For scientific reasons, Snyder started to pay more attention to his blood glucose levels anyway. “Because of my genome, I signed up for fancy glucose metabolism tests,” he says. Those revealed that while his metabolism wasn’t exactly typical and his glucose levels tended to be on the high side of normal, he didn’t have diabetes. At least, not yet.
That’s when Snyder caught a nasty case of respiratory syncytial virus (RSV), which is common in children, from one of his kids. “I was out for two days,” he says. “For anyone who knows me, that’s quite a long time.” After that, something strange happened; Snyder’s blood glucose levels shot up, placing him firmly in diabetes territory. While viruses have been linked to the development of type 1 diabetes, few people have suggested that they play a role in the onset of type 2. Snyder can’t prove it yet, but he thinks that it was indeed the infection that led to his sudden development of diabetes. “If you look at the timing, it doesn’t look coincidental,” he says. “The obvious interpretation is that my genome has me at risk, and this viral stress response triggered it.”
The Road to Recovery
After talking with his doctor, Snyder decided to make some big lifestyle changes to see if he could bring his glucose levels down with an eating plan and exercise. “I did not have a good diet, but on April 13 of last year, I completely changed my diet,” he says, chuckling over how he remembers the exact date. “I used to eat a lot of ice cream and sweets. … After this diagnosis, I went cold turkey.” That helped him cut calories to foster weight loss. In addition, he doubled his biking and started to run. “I didn’t know if it was going to work,” he says.

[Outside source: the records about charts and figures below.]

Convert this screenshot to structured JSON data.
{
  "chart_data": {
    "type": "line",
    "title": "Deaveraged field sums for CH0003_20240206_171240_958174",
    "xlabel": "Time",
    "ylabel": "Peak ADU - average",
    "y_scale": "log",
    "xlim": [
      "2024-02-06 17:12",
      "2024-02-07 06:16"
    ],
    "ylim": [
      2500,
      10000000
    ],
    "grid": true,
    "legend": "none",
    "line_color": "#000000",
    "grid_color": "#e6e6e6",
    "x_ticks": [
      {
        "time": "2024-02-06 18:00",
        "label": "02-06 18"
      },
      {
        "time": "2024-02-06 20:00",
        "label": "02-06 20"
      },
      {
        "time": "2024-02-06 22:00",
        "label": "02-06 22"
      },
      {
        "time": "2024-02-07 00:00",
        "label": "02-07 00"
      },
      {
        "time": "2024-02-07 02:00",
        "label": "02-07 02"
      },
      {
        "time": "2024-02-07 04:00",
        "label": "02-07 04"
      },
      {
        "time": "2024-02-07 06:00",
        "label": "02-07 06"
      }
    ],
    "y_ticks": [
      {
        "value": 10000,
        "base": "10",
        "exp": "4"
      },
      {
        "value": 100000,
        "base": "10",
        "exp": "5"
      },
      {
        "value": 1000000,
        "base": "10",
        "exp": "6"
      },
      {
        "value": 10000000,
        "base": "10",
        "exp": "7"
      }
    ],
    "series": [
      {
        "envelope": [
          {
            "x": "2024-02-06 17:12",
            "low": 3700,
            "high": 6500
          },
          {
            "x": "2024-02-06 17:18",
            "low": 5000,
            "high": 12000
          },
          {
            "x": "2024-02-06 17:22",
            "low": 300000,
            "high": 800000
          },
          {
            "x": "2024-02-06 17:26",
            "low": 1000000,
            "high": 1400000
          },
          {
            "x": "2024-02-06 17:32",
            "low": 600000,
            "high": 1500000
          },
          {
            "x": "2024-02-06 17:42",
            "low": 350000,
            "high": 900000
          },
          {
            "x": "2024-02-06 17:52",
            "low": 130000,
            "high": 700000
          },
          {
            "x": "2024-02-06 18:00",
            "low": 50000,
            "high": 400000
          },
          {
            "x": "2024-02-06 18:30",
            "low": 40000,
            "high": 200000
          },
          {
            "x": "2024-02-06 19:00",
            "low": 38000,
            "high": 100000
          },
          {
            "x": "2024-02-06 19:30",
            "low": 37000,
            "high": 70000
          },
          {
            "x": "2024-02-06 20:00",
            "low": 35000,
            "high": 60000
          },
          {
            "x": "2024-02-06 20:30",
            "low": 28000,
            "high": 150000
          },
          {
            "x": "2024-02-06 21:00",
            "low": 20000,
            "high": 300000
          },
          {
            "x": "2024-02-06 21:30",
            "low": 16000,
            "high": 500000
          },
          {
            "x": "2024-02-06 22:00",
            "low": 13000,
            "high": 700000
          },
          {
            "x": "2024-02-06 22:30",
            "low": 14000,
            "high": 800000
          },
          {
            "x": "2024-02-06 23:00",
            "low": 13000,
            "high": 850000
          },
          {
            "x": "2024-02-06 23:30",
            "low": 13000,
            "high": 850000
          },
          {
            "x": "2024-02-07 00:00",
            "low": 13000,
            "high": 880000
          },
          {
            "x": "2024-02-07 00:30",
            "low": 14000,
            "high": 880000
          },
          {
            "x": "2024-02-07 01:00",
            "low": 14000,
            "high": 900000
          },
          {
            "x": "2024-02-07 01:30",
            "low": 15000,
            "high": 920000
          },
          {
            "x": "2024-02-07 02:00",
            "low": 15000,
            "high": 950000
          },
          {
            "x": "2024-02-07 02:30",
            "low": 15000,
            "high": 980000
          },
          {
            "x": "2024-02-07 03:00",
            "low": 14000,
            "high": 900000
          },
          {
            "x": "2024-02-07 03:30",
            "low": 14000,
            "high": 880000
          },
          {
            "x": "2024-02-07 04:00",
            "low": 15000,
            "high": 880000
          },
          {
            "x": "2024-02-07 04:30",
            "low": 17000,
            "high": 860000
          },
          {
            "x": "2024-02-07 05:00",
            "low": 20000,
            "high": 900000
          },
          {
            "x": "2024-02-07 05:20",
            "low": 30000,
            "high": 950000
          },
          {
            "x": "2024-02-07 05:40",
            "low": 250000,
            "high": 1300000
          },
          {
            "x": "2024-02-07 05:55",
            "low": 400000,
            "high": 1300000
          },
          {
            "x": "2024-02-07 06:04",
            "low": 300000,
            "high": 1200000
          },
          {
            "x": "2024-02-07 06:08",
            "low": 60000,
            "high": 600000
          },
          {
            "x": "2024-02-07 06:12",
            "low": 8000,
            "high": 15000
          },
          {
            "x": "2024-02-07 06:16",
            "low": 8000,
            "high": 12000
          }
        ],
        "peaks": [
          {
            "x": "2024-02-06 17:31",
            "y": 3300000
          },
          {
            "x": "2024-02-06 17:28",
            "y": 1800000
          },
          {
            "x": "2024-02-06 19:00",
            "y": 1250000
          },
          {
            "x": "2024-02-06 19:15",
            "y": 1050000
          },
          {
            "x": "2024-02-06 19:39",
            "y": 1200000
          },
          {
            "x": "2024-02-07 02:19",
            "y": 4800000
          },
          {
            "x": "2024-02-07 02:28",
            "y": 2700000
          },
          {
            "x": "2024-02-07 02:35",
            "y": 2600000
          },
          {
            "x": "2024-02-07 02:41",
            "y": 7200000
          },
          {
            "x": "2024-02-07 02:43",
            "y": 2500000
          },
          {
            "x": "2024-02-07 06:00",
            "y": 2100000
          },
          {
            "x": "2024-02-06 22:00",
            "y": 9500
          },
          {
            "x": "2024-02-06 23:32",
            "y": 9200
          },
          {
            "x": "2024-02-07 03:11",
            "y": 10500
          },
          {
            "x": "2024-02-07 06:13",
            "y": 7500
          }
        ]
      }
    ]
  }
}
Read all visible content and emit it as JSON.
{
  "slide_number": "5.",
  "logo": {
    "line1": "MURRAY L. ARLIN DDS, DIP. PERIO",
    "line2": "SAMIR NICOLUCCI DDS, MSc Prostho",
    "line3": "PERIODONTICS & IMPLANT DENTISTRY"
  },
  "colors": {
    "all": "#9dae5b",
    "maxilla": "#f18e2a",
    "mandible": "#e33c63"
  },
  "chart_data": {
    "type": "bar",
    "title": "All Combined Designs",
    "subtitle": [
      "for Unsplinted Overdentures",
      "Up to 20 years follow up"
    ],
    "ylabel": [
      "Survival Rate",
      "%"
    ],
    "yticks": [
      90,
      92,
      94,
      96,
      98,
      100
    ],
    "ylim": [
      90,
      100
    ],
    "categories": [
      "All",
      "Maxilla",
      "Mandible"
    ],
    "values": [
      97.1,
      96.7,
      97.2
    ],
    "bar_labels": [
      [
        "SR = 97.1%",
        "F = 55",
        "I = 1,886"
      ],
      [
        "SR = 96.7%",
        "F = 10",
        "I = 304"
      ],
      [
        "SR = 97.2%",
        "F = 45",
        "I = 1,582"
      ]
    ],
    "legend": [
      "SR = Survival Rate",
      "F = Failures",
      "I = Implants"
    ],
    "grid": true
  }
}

All he could do was watch his body under so many microscopes, and wait. Over the next six months, Snyder lost 15 pounds, about 9 percent of his body weight. As his weight crept down, so too did his blood glucose levels. “I didn’t know what the answer was going to be, if it was going to have a happy ending,” Snyder recalls. “But it has had a happy ending.” His blood glucose levels normalized and remain stable to this day.
What Snyder finds particularly striking about this study—what really cements his belief that genomics is the way to better health in the future—is what might have happened to him if he wasn’t a lab rat. “As a healthy person, I’d go to the doctor every two or three years,” he says. “I probably wouldn’t have caught my high blood glucose for 20 months after I did.” And with a disease like diabetes, such a delay has real health consequences. “In general medicine, if you catch things after they become symptomatic, they’re harder to control,” he says. Type 2 diabetes is a progressive disease, and Snyder isn’t sure he’d have been able to normalize his blood glucose levels without medication if he’d been diagnosed a year and a half later.
Snyder admits his approach to health is not for everyone. “If you are a worrier, you should not get your genome sequenced because it will tell you that you are at risk for something,” he says. Snyder’s genome also hinted that he’s at risk for heart disease, and it’s something he’s keeping an eye on. By the time you read this article, Snyder will be approaching his 900th day of life as a science experiment. How long does Snyder plan to study himself? For the rest of his life, he says, and with good reason: “I think this could transform medicine.”